Born in Bowling Green, Kentucky on November 21, 1850. Nathaniel Bloomfield was educated at Washington University, in St. Louis.
In May of 1870 he accompanied his parents to Washington Territory, and by 1871 he had begun studing law. Bloomfield was admitted to the bar in 1873 and began his practice in Kalama.
In 1874 Nathaniel Bloomfield was the Republican nominee for district attorney of the Second Judicial district of Washington Territory; he lost the election by 137 votes. In 1876 he defeated Democratic opponent Judge Columbia Lancaster, who was a welll known Vancouver attorney.

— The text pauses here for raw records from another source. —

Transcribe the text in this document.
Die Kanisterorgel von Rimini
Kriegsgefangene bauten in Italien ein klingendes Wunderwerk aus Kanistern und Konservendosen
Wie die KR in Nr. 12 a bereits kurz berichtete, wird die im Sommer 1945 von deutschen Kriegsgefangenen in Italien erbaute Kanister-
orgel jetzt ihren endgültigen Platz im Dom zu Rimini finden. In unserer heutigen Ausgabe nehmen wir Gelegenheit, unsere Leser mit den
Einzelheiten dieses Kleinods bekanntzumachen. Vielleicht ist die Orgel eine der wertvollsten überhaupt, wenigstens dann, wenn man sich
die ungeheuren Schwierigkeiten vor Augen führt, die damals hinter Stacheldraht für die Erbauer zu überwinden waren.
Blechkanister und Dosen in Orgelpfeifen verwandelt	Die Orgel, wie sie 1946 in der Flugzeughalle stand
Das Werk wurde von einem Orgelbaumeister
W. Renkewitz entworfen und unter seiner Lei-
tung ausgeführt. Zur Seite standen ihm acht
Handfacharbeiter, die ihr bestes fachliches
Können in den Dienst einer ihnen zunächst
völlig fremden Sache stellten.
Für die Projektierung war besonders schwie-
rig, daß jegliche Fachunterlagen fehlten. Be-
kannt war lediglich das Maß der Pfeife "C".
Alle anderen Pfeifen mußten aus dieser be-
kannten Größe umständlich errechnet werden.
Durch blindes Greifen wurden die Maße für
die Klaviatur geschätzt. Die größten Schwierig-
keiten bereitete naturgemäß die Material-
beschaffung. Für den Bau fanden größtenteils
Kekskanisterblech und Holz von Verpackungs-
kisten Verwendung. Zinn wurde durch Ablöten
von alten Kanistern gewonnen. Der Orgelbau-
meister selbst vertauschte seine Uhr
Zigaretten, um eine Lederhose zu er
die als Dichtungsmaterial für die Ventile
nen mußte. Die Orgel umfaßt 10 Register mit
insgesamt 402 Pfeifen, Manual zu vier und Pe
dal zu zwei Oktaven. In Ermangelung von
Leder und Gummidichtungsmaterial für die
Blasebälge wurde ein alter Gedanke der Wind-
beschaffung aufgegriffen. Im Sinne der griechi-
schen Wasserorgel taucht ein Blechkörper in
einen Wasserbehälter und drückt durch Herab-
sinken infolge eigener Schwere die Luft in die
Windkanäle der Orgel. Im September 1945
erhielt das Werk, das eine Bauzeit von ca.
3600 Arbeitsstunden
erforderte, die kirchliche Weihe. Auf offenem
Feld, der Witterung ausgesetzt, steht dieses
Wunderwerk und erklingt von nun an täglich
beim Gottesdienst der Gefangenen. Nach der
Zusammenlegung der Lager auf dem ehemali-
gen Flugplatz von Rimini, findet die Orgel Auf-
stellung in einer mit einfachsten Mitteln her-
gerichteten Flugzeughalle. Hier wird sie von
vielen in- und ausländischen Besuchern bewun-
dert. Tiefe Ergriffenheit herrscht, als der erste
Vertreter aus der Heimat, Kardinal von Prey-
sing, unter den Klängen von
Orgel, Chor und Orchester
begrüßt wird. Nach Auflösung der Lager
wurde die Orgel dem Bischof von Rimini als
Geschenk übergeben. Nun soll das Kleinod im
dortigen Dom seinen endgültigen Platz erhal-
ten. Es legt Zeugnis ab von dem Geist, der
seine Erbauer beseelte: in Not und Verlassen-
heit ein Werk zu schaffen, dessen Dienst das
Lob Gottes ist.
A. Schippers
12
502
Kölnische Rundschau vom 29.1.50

In 1882 Bloomfield resumed the practice of law in Vancouver, and when Washington became a state in 1889, he was the first judge elected to the superior court for Clarke County, containing Pacific, Wahikiakum, Cowlitz, Clarke and Skamania Counties. He defeated Democratic opponent J.A. Munday and former Chief Justice B.F. Dennison of the Independent party. The Vancouver Independent newspaper of October 30, 1889, showed Bloomfield receiving 2,366 votes to Munday’s 1,452, and Dennison with 240. After one term on the bench, Judge Bloomfield returned to private practice.
During Judge Bloomfield’s career the Clark county courthouse burned to the ground on February 24, 1890. All the court records and land ownership records were lost, resulting in litigation over titles to real estate which lasted for years.
Judge Bloomfield died on September 7, 1922.